Carnera è stato nei racconti, nei fumetti, nelle immagini dei libri per ragazzi quello che sarebbero diventati Superman e Tex Willer. La boxe, quella sì, è servita per creare mito e leggenda. Ci voleva un titolo da campione del mondo perché Primo restasse nella memoria non solo di noi italiani, ma di un mondo intero. Non è un caso che tutti i libri pugilistici americani ricordino Carnera, più ancora di Benvenuti. The Ring, la bibbia statunitense, lo incoronò come «Italian heavyweight sensation». Pochi badavano alla sostanza della sua boxe che era grezza, tanti si rifacevano a quel monumento umano che immortalava l’eccesso: Carnera che alza con una mano sola un’auto per salvare dei poveretti, Carnera che solleva e porta via tronchi d’albero come neppure una gru. Carnera che solleva uomini e belle donne come capitava quand’era Jean il terribile, il gigante basco di Guadalajara che sosteneva tre nani e un bue, piegava sbarre di ferro e sollevava incudini da 150 kg. A Broadway dissero che aveva scarpe grandi quanto la custodia di un violino. E ne fecero un uomo da film. Lo misero al fianco di Myrna Loy e Jean Harlow con lo sguardo ammiccante ai suoi muscoli. Lo affiancarono a Charlie Chaplin e Bob Hope («La grande notte di Casanova») a Diana Ross e Janet Leight. In Italia fece cast con Sylva Koscina e Isa Miranda, Totò e Fosco Giacchetti.

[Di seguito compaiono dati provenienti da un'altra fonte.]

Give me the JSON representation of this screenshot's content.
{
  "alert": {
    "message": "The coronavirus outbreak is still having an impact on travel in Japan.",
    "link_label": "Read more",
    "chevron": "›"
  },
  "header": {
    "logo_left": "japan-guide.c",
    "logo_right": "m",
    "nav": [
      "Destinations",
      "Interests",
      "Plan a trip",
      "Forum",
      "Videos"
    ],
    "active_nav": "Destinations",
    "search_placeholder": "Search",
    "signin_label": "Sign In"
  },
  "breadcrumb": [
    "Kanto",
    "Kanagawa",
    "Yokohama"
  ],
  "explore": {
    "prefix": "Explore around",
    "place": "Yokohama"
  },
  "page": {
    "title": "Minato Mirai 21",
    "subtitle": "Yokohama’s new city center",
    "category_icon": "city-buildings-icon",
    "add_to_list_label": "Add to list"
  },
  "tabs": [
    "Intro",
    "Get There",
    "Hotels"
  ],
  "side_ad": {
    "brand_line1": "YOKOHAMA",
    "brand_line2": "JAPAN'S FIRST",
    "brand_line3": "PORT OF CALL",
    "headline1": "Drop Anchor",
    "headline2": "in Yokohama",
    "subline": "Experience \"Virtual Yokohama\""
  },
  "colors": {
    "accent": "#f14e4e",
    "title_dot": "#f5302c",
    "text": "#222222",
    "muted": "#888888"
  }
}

Il pugile era sovrastato dal Personaggio: «L’Alpe che cammina», la «torre di Gorgonzola» come lo chiamavano gli americani, nomignoli intinti nello spregiativo e divenuti simbolo di una dimensione inarrivabile, favolistica. Scrisse Orio Vergani: «Carnera, seppur non siamo mai stati compagni di scuola, seppur sia di parecchi anni più giovane di me, è stato un mio compagno di infanzia, perchè l’infanzia non finisce mai finché crediamo alle favole, alle fate, ai gnomi, ai coboldi, alle streghe, ai mostri, agli idoli, a Peter Pan e ad Alice».

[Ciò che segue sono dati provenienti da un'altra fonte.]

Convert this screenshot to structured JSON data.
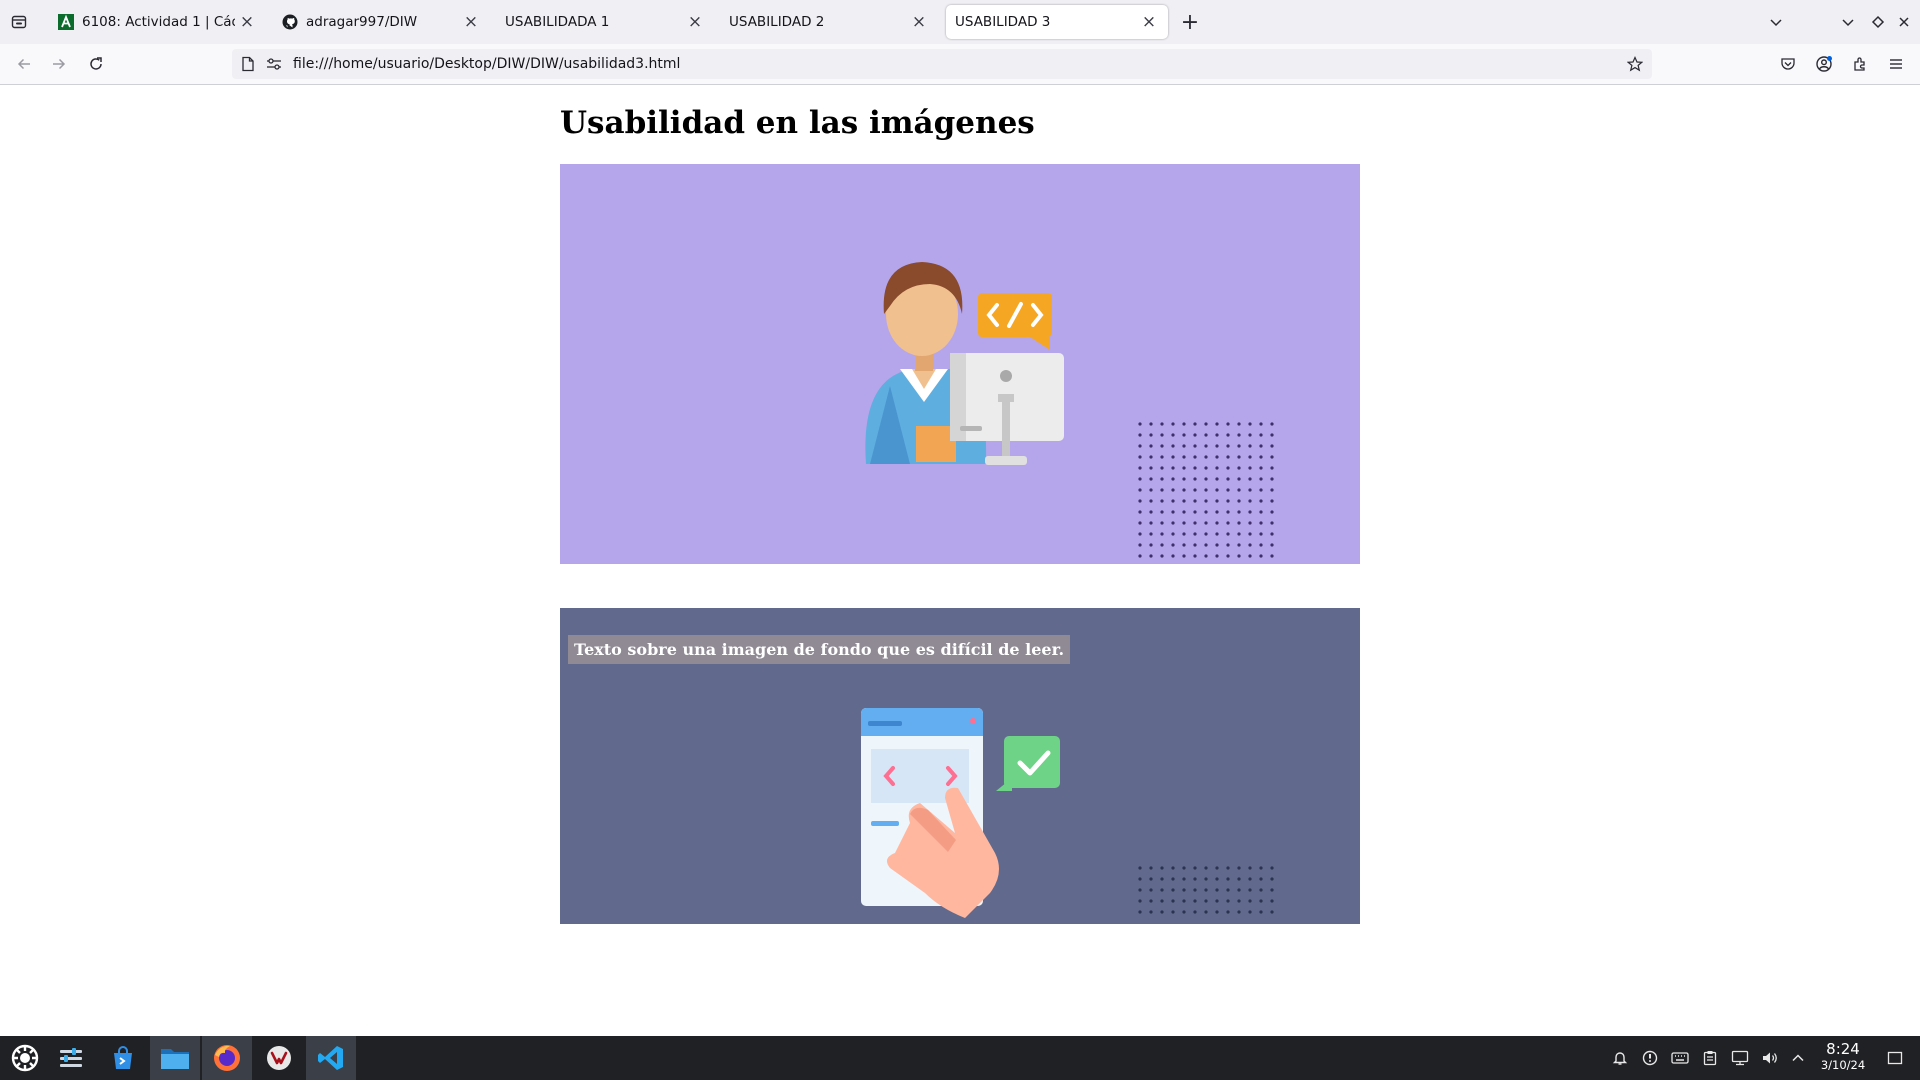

Più che Primo, Carnera fu unico. Piaceva al principe di Galles che lo invitò a pranzo, sfidando la sua voracità. Umberto II di Savoia fece fermare un treno per salutarlo alla stazione di Venezia.

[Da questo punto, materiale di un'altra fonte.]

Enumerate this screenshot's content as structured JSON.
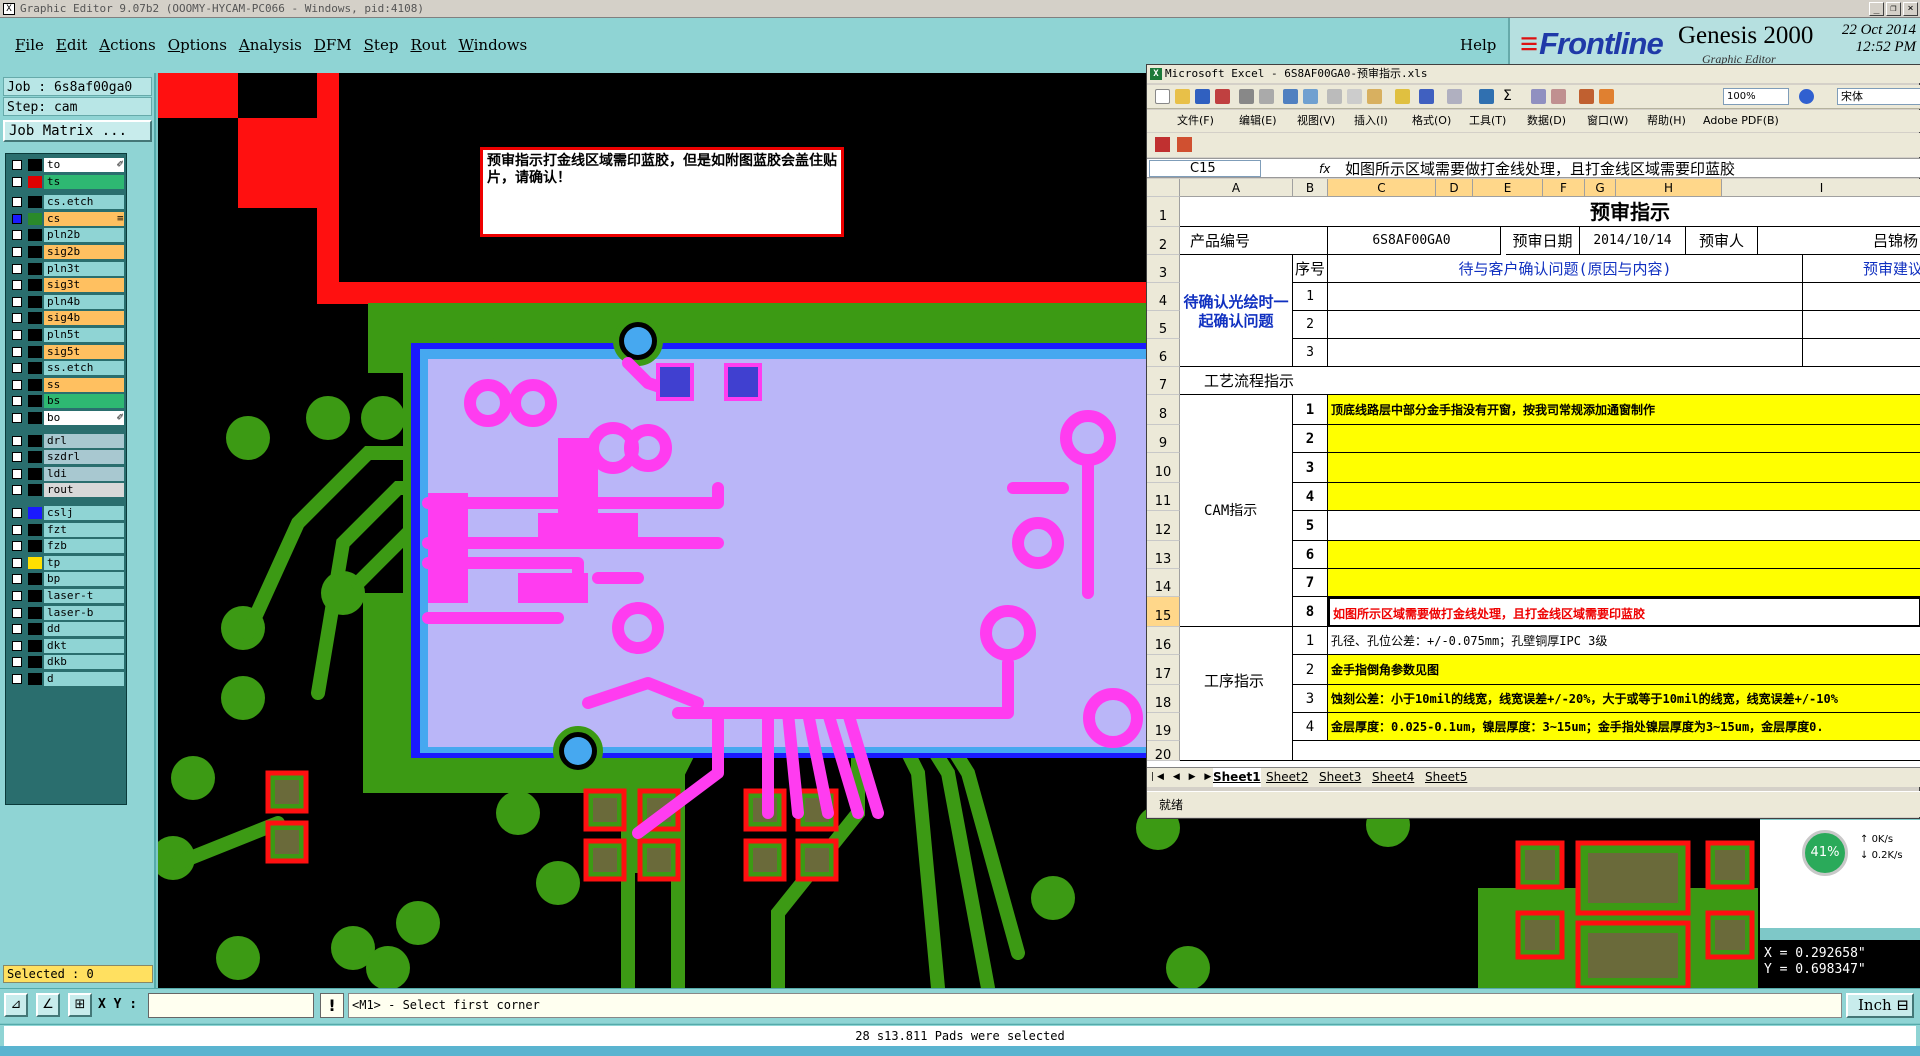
{
  "titlebar": {
    "text": "Graphic Editor 9.07b2 (OOOMY-HYCAM-PC066 - Windows, pid:4108)"
  },
  "menu": {
    "items": [
      {
        "label": "File",
        "key": "F",
        "rest": "ile"
      },
      {
        "label": "Edit",
        "key": "E",
        "rest": "dit"
      },
      {
        "label": "Actions",
        "key": "A",
        "rest": "ctions"
      },
      {
        "label": "Options",
        "key": "O",
        "rest": "ptions"
      },
      {
        "label": "Analysis",
        "key": "A",
        "rest": "nalysis"
      },
      {
        "label": "DFM",
        "key": "D",
        "rest": "FM"
      },
      {
        "label": "Step",
        "key": "S",
        "rest": "tep"
      },
      {
        "label": "Rout",
        "key": "R",
        "rest": "out"
      },
      {
        "label": "Windows",
        "key": "W",
        "rest": "indows"
      }
    ],
    "help": "Help"
  },
  "brand": {
    "logo": "Frontline",
    "product": "Genesis 2000",
    "subtitle": "Graphic Editor",
    "date": "22 Oct 2014",
    "time": "12:52 PM"
  },
  "job": {
    "job_line": "Job : 6s8af00ga0",
    "step_line": "Step: cam",
    "matrix_button": "Job Matrix ..."
  },
  "layers": [
    {
      "name": "to",
      "color": "#ffffff",
      "mark": "✐"
    },
    {
      "name": "ts",
      "color": "#2eb872",
      "swatch": "#e00000"
    },
    {
      "name": "cs.etch",
      "color": "#8fd4d4"
    },
    {
      "name": "cs",
      "color": "#ffc060",
      "swatch": "#2a8a2a",
      "mark": "≡",
      "active": true
    },
    {
      "name": "pln2b",
      "color": "#8fd4d4"
    },
    {
      "name": "sig2b",
      "color": "#ffc060"
    },
    {
      "name": "pln3t",
      "color": "#8fd4d4"
    },
    {
      "name": "sig3t",
      "color": "#ffc060"
    },
    {
      "name": "pln4b",
      "color": "#8fd4d4"
    },
    {
      "name": "sig4b",
      "color": "#ffc060"
    },
    {
      "name": "pln5t",
      "color": "#8fd4d4"
    },
    {
      "name": "sig5t",
      "color": "#ffc060"
    },
    {
      "name": "ss.etch",
      "color": "#8fd4d4"
    },
    {
      "name": "ss",
      "color": "#ffc060"
    },
    {
      "name": "bs",
      "color": "#2eb872"
    },
    {
      "name": "bo",
      "color": "#ffffff",
      "mark": "✐"
    },
    {
      "name": "drl",
      "color": "#a8c8d0"
    },
    {
      "name": "szdrl",
      "color": "#a8c8d0"
    },
    {
      "name": "ldi",
      "color": "#a8c8d0"
    },
    {
      "name": "rout",
      "color": "#d8d8d8"
    },
    {
      "name": "cslj",
      "color": "#8fd4d4",
      "swatch": "#1a1aff"
    },
    {
      "name": "fzt",
      "color": "#8fd4d4"
    },
    {
      "name": "fzb",
      "color": "#8fd4d4"
    },
    {
      "name": "tp",
      "color": "#8fd4d4",
      "swatch": "#ffe000"
    },
    {
      "name": "bp",
      "color": "#8fd4d4"
    },
    {
      "name": "laser-t",
      "color": "#8fd4d4"
    },
    {
      "name": "laser-b",
      "color": "#8fd4d4"
    },
    {
      "name": "dd",
      "color": "#8fd4d4"
    },
    {
      "name": "dkt",
      "color": "#8fd4d4"
    },
    {
      "name": "dkb",
      "color": "#8fd4d4"
    },
    {
      "name": "d",
      "color": "#8fd4d4"
    }
  ],
  "selected": "Selected : 0",
  "note": {
    "text": "预审指示打金线区域需印蓝胶，但是如附图蓝胶会盖住贴片，请确认！"
  },
  "excel": {
    "title": "Microsoft Excel - 6S8AF00GA0-预审指示.xls",
    "zoom": "100%",
    "font": "宋体",
    "menus": [
      "文件(F)",
      "编辑(E)",
      "视图(V)",
      "插入(I)",
      "格式(O)",
      "工具(T)",
      "数据(D)",
      "窗口(W)",
      "帮助(H)",
      "Adobe PDF(B)"
    ],
    "namebox": "C15",
    "fx": "fx",
    "formula": "如图所示区域需要做打金线处理，且打金线区域需要印蓝胶",
    "columns": [
      "A",
      "B",
      "C",
      "D",
      "E",
      "F",
      "G",
      "H",
      "I"
    ],
    "rows": [
      "1",
      "2",
      "3",
      "4",
      "5",
      "6",
      "7",
      "8",
      "9",
      "10",
      "11",
      "12",
      "13",
      "14",
      "15",
      "16",
      "17",
      "18",
      "19",
      "20"
    ],
    "cells": {
      "title": "预审指示",
      "prod_label": "产品编号",
      "prod_value": "6S8AF00GA0",
      "date_label": "预审日期",
      "date_value": "2014/10/14",
      "reviewer_label": "预审人",
      "reviewer_value": "吕锦杨",
      "seq_header": "序号",
      "question_header": "待与客户确认问题(原因与内容)",
      "suggest_header": "预审建议",
      "pending_label": "待确认光绘时一起确认问题",
      "process_label": "工艺流程指示",
      "cam_label": "CAM指示",
      "work_label": "工序指示",
      "q_nums": [
        "1",
        "2",
        "3"
      ],
      "cam_nums": [
        "1",
        "2",
        "3",
        "4",
        "5",
        "6",
        "7",
        "8"
      ],
      "cam_text_1": "顶底线路层中部分金手指没有开窗，按我司常规添加通窗制作",
      "cam_text_8": "如图所示区域需要做打金线处理，且打金线区域需要印蓝胶",
      "work_nums": [
        "1",
        "2",
        "3",
        "4"
      ],
      "work_1": "孔径、孔位公差：+/-0.075mm；孔壁铜厚IPC 3级",
      "work_2": "金手指倒角参数见图",
      "work_3": "蚀刻公差：小于10mil的线宽，线宽误差+/-20%，大于或等于10mil的线宽，线宽误差+/-10%",
      "work_4": "金层厚度：0.025-0.1um，镍层厚度：3~15um；金手指处镍层厚度为3~15um，金层厚度0."
    },
    "sheets": [
      "Sheet1",
      "Sheet2",
      "Sheet3",
      "Sheet4",
      "Sheet5"
    ],
    "status": "就绪"
  },
  "network": {
    "percent": "41%",
    "up": "0K/s",
    "down": "0.2K/s"
  },
  "coords": {
    "x": "X = 0.292658\"",
    "y": "Y = 0.698347\""
  },
  "bottom": {
    "xy_label": "X Y :",
    "xy_value": "",
    "excl": "!",
    "prompt": "<M1> - Select first corner",
    "units": "Inch"
  },
  "status": {
    "message": "28 s13.811 Pads were selected"
  },
  "colors": {
    "board_green": "#3c9a14",
    "pad_magenta": "#ff3cf0",
    "lavender": "#bab6f8",
    "outline_red": "#ff1010",
    "cyan": "#46a8f0",
    "yellow_row": "#ffff00"
  }
}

Mussolini telegrafò a New York, quando vinse il mondiale, per fargli sapere: «Sei il genuino rappresentante della razza italiana, solida, forte e generosa». Carnera fu un prodotto ad uso e consumo di tutti e un uomo nobile non solo un maciste. È nato cent’anni fa per esistere sempre. Come in una favola. Da raccontare anche ai bambini di oggi.